Lockheed Martin’s Airborne Multi-INT Laboratory: Innovation in the Air
Security concerns throughout the world today reflect the need for diverse airborne C4ISR solutions that provide continuous awareness of one’s environment. Different environments, however, require different solutions. Plus, system development is expensive and time consuming. Answering the need for expedited C4ISR solutions is the key role for Lockheed Martin’s Airborne Multi-Intelligence Laboratory or AML.
An innovative flying laboratory, the AML, known as Dragon Star, is a Gulfstream III business jet that has been modified into a test bed for testing and fielding C4ISR capabilities. The Gulfstream III was chosen as the AML platform due to its ability to support a multitude of sensors, broad flight regime and long range.
Since its introduction in 2009, the AML has been used to evaluate how sensors operate - alone and in combination - in real-world exercises and scenarios. It has participated in customer demonstrations and experiments in Europe, the Pacific Rim and the United States.
“We’ve used the AML to help customers test sensors, communications packages, exploitation sub-systems, and even develop concepts of operation,” said Charles Gulledge, with Lockheed Martin’s airborne reconnaissance business development. “With the AML, we’ve been able to show how ISR capabilities can be rapidly integrated into operational scenarios and mission systems with minimal development time.”
In addition to a full suite of intelligence computing capabilities that supports most commercial operating systems, a “canoe” on the underside of the aircraft can house many types of sensors. An open architecture and the aircraft’s configurable exterior physical structure allow C4ISR components (software and hardware) to be integrated and switched in a matter of hours, rather than days. The aircraft’s open architecture design also makes it simple to integrate the AML with existing sovereign ground architectures while maintaining interoperability during coalition engagements.

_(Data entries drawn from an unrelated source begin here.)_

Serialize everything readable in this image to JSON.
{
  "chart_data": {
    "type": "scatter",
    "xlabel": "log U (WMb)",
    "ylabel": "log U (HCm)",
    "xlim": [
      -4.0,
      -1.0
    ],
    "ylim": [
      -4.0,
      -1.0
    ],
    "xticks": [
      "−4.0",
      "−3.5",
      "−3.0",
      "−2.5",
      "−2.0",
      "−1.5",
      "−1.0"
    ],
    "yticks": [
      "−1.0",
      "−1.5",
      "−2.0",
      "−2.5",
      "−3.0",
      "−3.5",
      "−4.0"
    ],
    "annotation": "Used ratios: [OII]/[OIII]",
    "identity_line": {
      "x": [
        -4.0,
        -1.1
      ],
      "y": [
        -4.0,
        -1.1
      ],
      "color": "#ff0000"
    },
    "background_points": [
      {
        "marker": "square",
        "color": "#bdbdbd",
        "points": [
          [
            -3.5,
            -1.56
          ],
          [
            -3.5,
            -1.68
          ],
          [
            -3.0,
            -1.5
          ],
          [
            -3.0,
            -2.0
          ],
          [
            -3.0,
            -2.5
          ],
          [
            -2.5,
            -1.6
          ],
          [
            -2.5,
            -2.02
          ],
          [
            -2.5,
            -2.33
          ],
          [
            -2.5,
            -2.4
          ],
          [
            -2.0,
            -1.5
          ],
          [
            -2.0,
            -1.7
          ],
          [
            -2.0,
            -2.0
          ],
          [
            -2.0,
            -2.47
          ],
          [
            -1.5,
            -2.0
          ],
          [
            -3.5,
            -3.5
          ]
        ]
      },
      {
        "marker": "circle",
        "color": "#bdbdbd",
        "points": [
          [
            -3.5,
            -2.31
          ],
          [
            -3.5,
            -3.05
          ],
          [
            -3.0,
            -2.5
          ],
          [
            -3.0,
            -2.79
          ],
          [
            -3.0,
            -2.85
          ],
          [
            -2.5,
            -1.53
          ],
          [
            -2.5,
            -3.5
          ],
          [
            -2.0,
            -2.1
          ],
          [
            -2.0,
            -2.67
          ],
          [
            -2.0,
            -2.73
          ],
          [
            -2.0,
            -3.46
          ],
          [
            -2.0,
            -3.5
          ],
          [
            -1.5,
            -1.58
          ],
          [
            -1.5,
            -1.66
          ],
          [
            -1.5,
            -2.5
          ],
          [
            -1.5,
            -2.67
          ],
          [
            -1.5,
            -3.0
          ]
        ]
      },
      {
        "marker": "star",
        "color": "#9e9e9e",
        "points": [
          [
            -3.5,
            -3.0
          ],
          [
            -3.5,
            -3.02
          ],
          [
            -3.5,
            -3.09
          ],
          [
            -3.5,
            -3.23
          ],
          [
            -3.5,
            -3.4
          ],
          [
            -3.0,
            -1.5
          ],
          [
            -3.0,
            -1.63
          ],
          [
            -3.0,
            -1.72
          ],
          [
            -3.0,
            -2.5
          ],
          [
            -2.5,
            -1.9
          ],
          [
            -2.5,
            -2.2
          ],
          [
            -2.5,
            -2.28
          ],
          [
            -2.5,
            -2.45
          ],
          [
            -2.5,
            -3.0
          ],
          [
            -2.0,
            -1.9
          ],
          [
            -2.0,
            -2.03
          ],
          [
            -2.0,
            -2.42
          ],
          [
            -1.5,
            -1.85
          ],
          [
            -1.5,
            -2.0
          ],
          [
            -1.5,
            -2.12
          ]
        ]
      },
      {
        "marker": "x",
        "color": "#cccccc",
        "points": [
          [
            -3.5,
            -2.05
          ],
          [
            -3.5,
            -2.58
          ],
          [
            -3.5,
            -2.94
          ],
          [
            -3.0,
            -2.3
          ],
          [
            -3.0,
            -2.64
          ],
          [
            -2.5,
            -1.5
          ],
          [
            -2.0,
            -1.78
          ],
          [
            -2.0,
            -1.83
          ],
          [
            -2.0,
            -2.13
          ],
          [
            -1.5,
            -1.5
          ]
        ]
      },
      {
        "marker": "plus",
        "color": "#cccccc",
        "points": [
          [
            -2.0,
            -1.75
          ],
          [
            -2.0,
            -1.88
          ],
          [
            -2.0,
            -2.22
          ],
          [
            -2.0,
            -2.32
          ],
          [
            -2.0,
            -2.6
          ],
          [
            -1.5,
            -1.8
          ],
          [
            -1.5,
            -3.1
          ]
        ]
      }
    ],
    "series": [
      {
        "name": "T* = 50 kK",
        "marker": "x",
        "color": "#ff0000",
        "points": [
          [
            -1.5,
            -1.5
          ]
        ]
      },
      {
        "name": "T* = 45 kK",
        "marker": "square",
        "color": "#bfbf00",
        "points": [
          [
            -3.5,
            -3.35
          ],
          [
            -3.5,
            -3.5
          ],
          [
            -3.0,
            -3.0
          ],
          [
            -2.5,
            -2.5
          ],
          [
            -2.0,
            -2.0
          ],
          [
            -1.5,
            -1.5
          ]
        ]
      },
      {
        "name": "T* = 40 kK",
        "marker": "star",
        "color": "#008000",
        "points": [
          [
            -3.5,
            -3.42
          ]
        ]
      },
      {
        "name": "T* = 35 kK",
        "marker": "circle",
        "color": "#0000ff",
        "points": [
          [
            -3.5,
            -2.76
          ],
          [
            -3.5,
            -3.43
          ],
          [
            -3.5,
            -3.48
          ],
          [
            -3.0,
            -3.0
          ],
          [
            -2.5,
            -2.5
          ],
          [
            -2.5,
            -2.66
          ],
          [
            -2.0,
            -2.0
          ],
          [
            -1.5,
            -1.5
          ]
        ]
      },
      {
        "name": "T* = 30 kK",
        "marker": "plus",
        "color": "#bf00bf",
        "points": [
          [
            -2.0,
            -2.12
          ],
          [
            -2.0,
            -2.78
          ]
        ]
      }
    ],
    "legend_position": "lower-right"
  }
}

“We made the AML’s architecture platform agonistic,” said Gulledge. “This has allowed us to test a myriad of intelligence sensor combinations on different aircraft platforms to address the needs of our diverse customer set.”
In just a few years the AML has grown in functionality, with new capabilities being added from a variety of industry partners. New sensors provided by Rockwell Collins and DRS Defense Solutions have been integrated into the AML’s mission system. The AML also has providing High Definition Electro-Optical/Infrared sensors from FLIR Systems and wideband data links provided by L-3 Communication Systems-West. Lockheed Martin is continuing to work with industry partners interested in fielding their systems on the AML to improve operational functionality.
“The AML has proved itself to be the perfect test platform for testing and fielding intelligence capabilities,” added Gulledge. “We’re continually investigating innovative ways to use the AML to respond to customer needs.”